Funnily enough I think that the hard part is making it look obvious enough – especially with the makeup, as Athena doesn’t actually have all too many lines on her face, so it’s a question of trying to stay accurate to the character while making sure there are enough lines to really frame the face. In terms of shading on armour and fabric, I think the key is to go bold but keep a really close eye on your reference, and don’t just use black and white to shade – the highlights on my trousers, for example, are actually a really really pale blue if you look closely, because the idea is that it’s denim fabric that’s catching the light. Putting pure white on there is gonna look a little odd! Also, watering down fabric paint for mid-shades is often more effective than mixing up a straight grey, I’ve found. But basically it’s just a case of working really closely to a ref – but also using your judgement in places where following a ref directly might not translate well into real life. I actually did one less white stripe down the side of my trousers to compensate for the fact that my legs are a lot thinner than Athena’s, for example.
You seem to do a lot of weathering and distressing on your costumes, what are your favourite methods for weathering your costumes?
Well, when it comes to fabrics honestly a little fabric paint is always good shout for dirt/stains etc. – just make sure to start light, water it down if needed, and use a mix of brushes and foam/tissue and you should be good! As for armour, I’ve been working on some ideas for a while and I think with Athena I hit on a really solid method. Basically, the way I paint my armour is as follows: mod podge to seal the foam, then one coat of black spray paint, two coats of silver spray paint, and then two coats of red spray paint. What’s really awesome about this is that if you’re planning to beat your costume about a bit (for example for combat-based skits, which is something I did do with Athena, but really even just general con wear-and-tear), and some of the top layer of paint chips, it’ll chip through to silver – which totally looks like ‘battle-damage’ where the paint has chipped back to metal and adds to the authenticity of the weathering. Another great method is to sponge some black/grey/brown acrylic onto your armour and then scrub it away with a dry piece of kitchen towel – the places it gets left emulate the spots that real dirt would be left in. But I’m not gonna lie, the funnest weathering I got to do for this cosplay was cutting the big ‘claw marks’ and ‘bullet holes’ into the armour… it’s not that hard, it’s not that complex, but it looks SO COOL and it’s super satisfying to do!!
What advice would you give to new cosplayers?
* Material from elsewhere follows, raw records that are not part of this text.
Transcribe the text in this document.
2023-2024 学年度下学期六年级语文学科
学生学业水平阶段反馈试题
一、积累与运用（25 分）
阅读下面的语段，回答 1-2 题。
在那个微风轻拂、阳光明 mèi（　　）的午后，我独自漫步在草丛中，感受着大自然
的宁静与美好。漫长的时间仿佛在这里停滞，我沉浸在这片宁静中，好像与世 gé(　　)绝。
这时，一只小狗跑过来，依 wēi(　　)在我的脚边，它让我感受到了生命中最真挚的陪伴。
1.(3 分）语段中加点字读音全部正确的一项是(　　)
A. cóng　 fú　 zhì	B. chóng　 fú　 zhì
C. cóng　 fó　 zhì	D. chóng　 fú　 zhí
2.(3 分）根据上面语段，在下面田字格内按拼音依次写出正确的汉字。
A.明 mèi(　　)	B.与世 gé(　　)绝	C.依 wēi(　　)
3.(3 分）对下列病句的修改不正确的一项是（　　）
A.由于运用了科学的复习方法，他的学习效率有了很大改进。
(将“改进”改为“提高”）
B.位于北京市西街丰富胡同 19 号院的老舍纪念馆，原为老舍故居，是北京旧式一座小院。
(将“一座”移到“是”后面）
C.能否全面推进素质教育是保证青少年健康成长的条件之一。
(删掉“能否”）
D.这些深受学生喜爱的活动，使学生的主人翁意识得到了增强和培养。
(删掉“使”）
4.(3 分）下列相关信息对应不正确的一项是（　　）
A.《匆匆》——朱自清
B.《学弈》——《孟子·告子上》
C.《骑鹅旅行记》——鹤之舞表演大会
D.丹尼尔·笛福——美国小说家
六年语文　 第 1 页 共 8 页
YouTube is your best friend for sewing tutorials, and tutorials in general will save your life – but also don’t be afraid to try something out your own way if you have a neat idea. Have fun with it, and don’t sweat the small stuff – you’re not going to have fun wearing a costume if you hated every step of making it. Pick characters you love and don’t be afraid to try something a little outside your comfort zone – but also accept that it probably won’t turn out exactly how you wanted. And that’s ok! That’s how you learn! Basically, don’t try to hard to compare yourself to others, remember that mistakes are all part of the learning process, and above all as cliché as it sounds, HAVE FUN! That applies whether you bought your cosplay, made your cosplay, bit of both, whatever, just go with whatever feels most comfortable and fun and don’t stress too much about it.